Are you sure Google didn't just say they were in love with Flash and how it was going to be integrated into Chrome + Android simply to spite Apple and try and increase their market share? Up until that point Google seemed to be ready to dump flash and move to HTML5 video, and for what Youtube does, google does not need protected content.

Reply Parent Score: 2

jabbotts Member since:
2007-09-06

Why would releasing the Flash source code mean removing DRM? They can go GPL, write there own license or adopt any other OSS license that has no issue with including DRM be it a clised binary addition or open source itself. Heck, if they release the DRM source also then they stand to gain from people improving it; DRM sucks but it's still a security mechanism that can only benefit from transparency.

Reply Parent Score: 3

RE[2]: Funny how they spin it...
by kaiwai on Tue 17th Aug 2010 06:56 in reply to "RE: Funny how they spin it..."
kaiwai Member since:
2005-07-06

Open sourcing Flash would take away content protection which is one of its primary advantages over HTML5.

From a business perspective open sourcing Flash would be a poor move.

I don't care for Flash either but HTML5 was designed without considering the needs of content producers which is why even Google has said that Flash isn't going anywhere.


Then open source it all except for the DRM binary blob which can be provided and linked against as a separate library rather than being in the plugin itself - you know, that strange practice of modularisation?

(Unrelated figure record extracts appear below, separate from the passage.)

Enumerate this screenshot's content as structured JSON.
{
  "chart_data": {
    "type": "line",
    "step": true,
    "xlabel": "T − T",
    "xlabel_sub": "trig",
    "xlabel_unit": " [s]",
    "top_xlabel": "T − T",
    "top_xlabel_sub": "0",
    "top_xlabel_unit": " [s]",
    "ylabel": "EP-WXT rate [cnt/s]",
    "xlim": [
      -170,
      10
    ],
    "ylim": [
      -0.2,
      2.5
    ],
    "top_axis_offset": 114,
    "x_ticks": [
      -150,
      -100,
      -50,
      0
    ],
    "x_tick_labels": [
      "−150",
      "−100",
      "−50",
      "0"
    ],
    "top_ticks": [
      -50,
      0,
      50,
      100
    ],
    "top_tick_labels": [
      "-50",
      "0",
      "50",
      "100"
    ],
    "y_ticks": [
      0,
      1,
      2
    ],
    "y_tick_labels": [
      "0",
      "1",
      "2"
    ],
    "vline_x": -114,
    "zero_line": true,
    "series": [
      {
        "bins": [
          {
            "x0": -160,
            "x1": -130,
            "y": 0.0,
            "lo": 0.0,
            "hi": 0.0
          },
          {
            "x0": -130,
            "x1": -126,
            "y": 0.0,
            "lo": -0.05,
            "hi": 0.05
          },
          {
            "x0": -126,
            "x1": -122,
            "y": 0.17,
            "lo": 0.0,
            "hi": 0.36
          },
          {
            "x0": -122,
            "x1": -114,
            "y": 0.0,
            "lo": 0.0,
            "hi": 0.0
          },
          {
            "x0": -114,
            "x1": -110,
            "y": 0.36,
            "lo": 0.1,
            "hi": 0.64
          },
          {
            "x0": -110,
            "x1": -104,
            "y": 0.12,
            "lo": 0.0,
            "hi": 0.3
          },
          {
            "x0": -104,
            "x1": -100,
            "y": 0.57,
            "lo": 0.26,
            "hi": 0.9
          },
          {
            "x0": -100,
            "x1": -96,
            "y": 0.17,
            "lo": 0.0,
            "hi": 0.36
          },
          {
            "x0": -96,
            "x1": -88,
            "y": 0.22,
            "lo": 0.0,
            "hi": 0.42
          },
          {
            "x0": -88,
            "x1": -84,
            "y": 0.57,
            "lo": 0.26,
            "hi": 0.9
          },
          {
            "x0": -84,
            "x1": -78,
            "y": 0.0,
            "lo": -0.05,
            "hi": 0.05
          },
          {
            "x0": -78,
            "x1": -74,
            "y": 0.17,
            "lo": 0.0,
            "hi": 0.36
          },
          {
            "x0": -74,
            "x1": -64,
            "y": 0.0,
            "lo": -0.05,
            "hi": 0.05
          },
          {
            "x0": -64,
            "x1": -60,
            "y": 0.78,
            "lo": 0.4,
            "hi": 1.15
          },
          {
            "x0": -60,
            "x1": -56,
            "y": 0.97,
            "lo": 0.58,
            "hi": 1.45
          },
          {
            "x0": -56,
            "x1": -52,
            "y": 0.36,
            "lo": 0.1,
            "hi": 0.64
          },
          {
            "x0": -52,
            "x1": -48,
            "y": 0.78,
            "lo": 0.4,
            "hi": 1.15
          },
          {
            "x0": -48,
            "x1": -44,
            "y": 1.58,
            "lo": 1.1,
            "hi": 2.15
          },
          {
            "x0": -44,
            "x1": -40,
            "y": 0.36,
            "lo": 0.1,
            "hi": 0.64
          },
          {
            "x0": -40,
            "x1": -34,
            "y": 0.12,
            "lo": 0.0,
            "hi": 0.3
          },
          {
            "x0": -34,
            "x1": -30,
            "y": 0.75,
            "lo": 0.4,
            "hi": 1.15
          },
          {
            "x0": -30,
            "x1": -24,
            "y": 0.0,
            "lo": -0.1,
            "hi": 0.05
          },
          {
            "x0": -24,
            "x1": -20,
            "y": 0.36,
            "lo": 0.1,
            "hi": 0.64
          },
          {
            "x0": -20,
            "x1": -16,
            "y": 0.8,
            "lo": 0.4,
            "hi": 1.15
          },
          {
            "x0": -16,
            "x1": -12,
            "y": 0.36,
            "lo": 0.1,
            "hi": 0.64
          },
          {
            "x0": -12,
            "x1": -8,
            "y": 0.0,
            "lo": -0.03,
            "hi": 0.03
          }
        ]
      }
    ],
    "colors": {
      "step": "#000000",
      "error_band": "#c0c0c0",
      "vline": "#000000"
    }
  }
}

There are solutions - Adobe just doesn't want to do it because they would be shown up in 5 minutes by some keen coders creating a superior open source implementation.

Reply Parent Score: 5

anda_skoa Member since:
2005-07-07

Open sourcing Flash would take away content protection which is one of its primary advantages over HTML5.


Coming from someone as insightful as you usually are, this feels almost like trolling.

Any kind of digital content protection is based on math that makes is impossible (or really hard) to untransform the protected data without the key or partner key which transformed it.

For example a GPG or SMIME encrypted email is always equally secured independent on whether it passes through a close or open source mail server. If it weren't there would be no point in using encryption for email at all because it is highly likely that it will pass through an open source one on its way to the receiver.

Reply Parent Score: 4

RE: Funny how they spin it...
by fithisux on Tue 17th Aug 2010 09:17 in reply to "Funny how they spin it..."
fithisux Member since:
2006-01-22

I believe that lack of standardized hardware is the biggest problem. Adobe does not help in this direction and accusing Apple is the worst thing to do. But I also believe that Apple is doing the same.